Swiss franc drops 9% after strong intervention
Swiss central bank moves to counter recent appreciation of the Swiss franc.
The Swiss franc lost close on 9% in morning trading in one of the largest currency moves ever recorded, according to currency traders.
The drop follows an announcement by the Swiss National Bank of an intervention policy aimed at pegging the value of the Swiss franc at 1.20/Euro.
The move by the Swiss National Bank to curtail the rise of the currency could put further pressure on investors who have seen the Swiss franc as a safe haven in volatile markets. Other assets such as gold are likely to benefit.
Clive Lennox at Clear Currency said it was not the first time the SNB had sent such a strong signal to the market. The bank has previously indicated an amount behind its intervention, but not a level.

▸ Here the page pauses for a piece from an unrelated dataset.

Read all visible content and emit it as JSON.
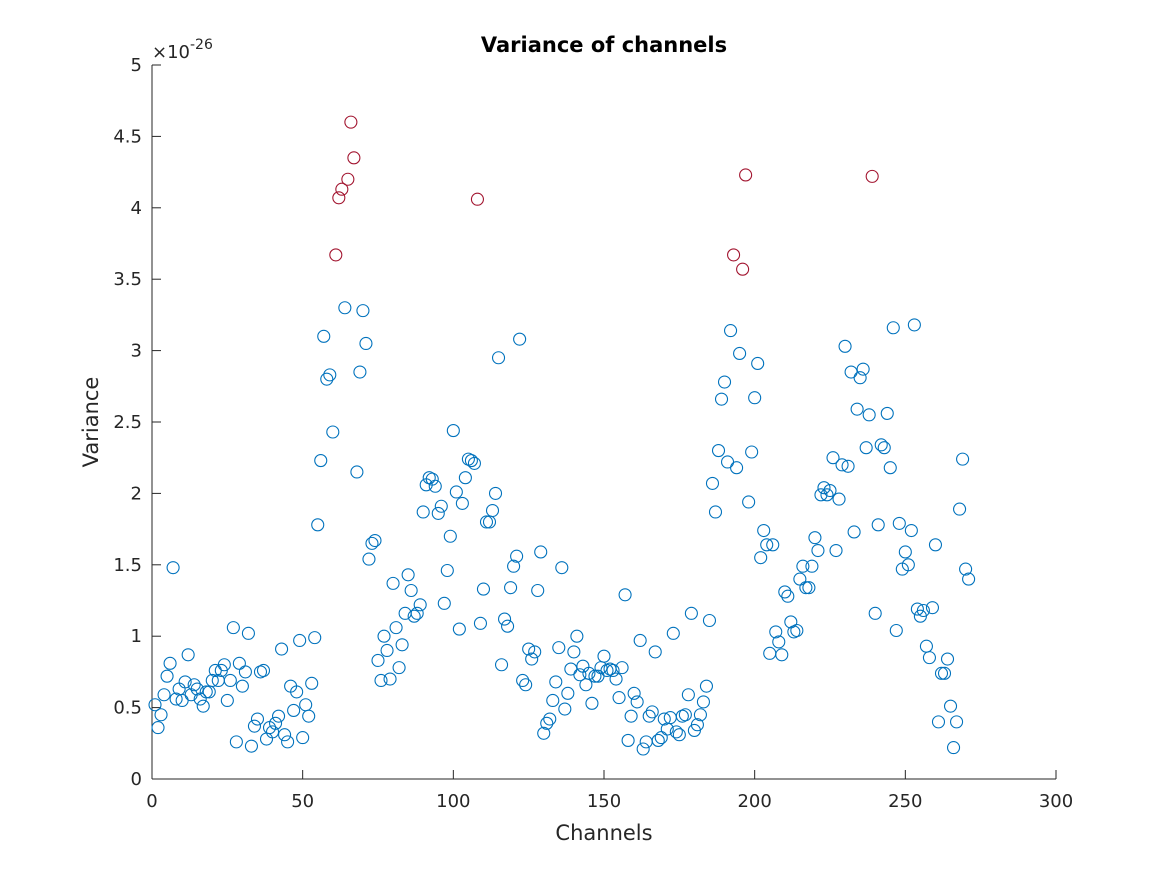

“This is a far stronger statement,” said Lennox. “There is no time limit given, so it is indefinite. EUR/CHF is trading up 8.8%, almost a Richter scale measurement, such was the size of the tremor created.”
The move dwarfs those seen following the collapse of Lehman Brothers, the 7/7 attacks on London, and other major geo-political events in the past decade, notes Jeremy Cook, chief economist at currency brokers, World First.
“That was the single largest foreign exchange move I have ever seen. The Swiss have had enough, and have said today that they are willing to buy foreign currencies in ‘unlimited amounts’. This is intervention on a grand scale.”
Cook said the action “turns up the heat on the Eurozone and other economies, which have benefited from their weakening currency in the past couple of years.”
Lennox said the SNB had embarked on a risky strategy, but added: “You have to back the Swiss. They have a very believable monetary policy.”
The Governing Council of the European Central Bank has been informed by the Swiss National Bank about its decision to “no longer tolerate a EUR/CHF exchange rate below the minimum rate of CHF 1.20.”
A statement from the ECB said the Governing Council “takes note of this decision, which has been taken by the Swiss National Bank under its responsibility”.